Last week I had the pleasure to meet a friend of mine, who formed a company I wrote about a year or two ago. His business has grown nicely since then and they have become the number one PALO partner in Australia. For those who are not aware of Jedox and PALO, I would recommend visiting their website at www.jedox.com – it is an open source BI suite very similar to SQL Server, minus the relational part. Since I was given a private show (no, nothing immoral here) in their corporate setup, I thought it may be interesting to discuss what I saw here in this post.
There are a few interesting and vastly different aspects of PALO when compared to the SQL Server BI stack:
For me the best feature they have is the General-Purpose GPU support in the OLAP server. While the OLAP components can be queried through MDX much like SSAS, they solve query bottlenecks with raw power. As far as I am aware, PALO supports CUDA, or the NVIDIA implementation (ATI have their own) of the GPGPU vision. If this all sounds a bit foreign, have a look at Tom’s Hardware article “The Advent of GPGPU“, where the concept of using the GPU for computational purposes is explained in a fair bit of detail. In short, by harnessing the power of NVIDIA GPUs, the processing power of a PC jumps from a few GFLOPs (50-60 GFLOPs on my i7 2600K OC-ed to 4.5Ghz) to 1500-1800 GFLOPs on my NVIDIA GTX 570 GPU. This means that for GPU optimised calculations, a PC gets a boost of a factor of 30. Both NVIDIA and ATI can see the potential and have been working hard in the last few years to get better drivers and better support for such applications. PALO in particular prefers the NVIDIA Tesla GPU. Note that a Tesla does not even have video output – it is used only for calculations, supports ECC memory (thus making itself ready for enterprise environments), and has been designed from the ground up for CUDA.
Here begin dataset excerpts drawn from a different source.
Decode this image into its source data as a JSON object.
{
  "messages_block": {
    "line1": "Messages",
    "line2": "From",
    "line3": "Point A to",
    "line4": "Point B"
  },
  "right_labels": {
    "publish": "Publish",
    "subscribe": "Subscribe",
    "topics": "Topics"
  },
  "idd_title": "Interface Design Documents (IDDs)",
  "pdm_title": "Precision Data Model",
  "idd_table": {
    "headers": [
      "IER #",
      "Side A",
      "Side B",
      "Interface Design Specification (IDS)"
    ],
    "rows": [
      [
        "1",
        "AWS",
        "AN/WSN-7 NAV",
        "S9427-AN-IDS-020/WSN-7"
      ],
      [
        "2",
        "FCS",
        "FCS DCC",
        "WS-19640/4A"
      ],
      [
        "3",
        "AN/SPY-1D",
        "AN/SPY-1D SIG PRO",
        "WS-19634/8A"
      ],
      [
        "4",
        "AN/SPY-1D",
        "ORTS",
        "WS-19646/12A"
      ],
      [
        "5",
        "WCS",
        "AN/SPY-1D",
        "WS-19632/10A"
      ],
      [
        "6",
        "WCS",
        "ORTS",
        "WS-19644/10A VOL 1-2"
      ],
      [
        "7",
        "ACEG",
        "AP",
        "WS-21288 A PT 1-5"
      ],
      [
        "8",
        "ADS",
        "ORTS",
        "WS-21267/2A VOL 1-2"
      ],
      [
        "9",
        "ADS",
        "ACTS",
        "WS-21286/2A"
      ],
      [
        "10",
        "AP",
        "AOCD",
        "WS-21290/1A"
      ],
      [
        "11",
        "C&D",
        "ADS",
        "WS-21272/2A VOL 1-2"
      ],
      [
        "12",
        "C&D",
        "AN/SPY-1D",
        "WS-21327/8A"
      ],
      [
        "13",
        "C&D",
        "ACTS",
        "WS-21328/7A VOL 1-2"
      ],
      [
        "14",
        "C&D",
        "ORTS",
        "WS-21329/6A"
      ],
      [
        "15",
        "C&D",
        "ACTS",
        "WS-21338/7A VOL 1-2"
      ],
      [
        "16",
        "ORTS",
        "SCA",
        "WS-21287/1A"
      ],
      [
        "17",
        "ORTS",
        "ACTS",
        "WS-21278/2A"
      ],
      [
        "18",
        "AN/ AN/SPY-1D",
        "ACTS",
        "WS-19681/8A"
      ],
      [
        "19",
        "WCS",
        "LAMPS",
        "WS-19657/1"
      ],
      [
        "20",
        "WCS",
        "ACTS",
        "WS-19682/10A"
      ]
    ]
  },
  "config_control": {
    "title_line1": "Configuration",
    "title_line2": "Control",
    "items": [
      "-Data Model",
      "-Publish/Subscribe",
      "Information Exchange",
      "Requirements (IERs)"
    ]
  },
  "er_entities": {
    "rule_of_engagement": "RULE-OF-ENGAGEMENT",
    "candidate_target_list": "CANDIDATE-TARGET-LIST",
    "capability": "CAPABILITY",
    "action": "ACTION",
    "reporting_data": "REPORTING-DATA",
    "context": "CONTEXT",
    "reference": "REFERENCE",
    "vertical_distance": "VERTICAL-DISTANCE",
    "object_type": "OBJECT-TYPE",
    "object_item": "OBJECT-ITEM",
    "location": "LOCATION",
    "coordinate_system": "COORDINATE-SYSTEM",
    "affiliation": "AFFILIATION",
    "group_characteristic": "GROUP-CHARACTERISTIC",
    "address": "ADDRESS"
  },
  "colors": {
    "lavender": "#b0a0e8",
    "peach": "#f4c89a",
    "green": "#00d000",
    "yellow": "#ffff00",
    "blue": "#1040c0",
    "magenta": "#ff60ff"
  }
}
In terms of PALO, I got told that when they have an optimised query performing badly, adding a new Tesla unit in the server solves the problem. Their experience shows that the servers scale up linearly with every new GPU, and since NVIDIA’s SLI allows multiple GPUs running in parallel, adding 2-4 such units is all it takes to create a very, very fast computational workhorse.
Another area where I was impressed was the way PALO does mobile. They have free apps for the iPad (which I saw in action), as well as the iPhone and Android. Their vision is that information dashboards are best seen, and mostly required on the go when BI users have limited ability to browse around and get a deeper insight. I tend to agree to some extent. In my experience, the information dashboard is a slightly overrated concept. Having it on your phone or tablet where you can easily connect to you corporate environment and check some numbers quickly is a nice idea and I hope we see it becoming a part of the Microsoft stack sooner rather than later. The application which PALO have is quite nice minus the pies, allows any form of touch experience (multi-touch included) and allows easy slicing and dicing of data – just how it should be.
Open Source Software Compatibility
The last bit I would offer as an impressive and different to other not-open source vendors is the openness and compatibility of PALO with other open-source tools. Their stack components are easily replaceable. The ETL component can be changed to Pentaho’s Kettle, or JasperSoft’s ETL software which can load data directly in PALO’s cubes. A bit like loading a SQL Server data mart with Informatica, but seemingly better and tighter as the interfaces between the components are, apparently, completely open.
Apart from these areas, I think that the Microsoft stack has a nicer UI, allows easier development, and is richer (with MDS, QDS coming up, Data Mining, etc.). PALO has its own ETL tool, which is not graphical and relies on drop-downs and various windows to get the work done, the OLAP server seems to support many features out of the box, allows querying through MDX and supports write-back, but in general seems quite barren from SSAS point of view. The front-end is either Excel through a plug-in allowing the creation of reports through formulas, Open Office, Libre Office, and PALO’s own web-based spreadsheet environment. Once a report is created in either of those it can be published to a web portal for sharing with other users.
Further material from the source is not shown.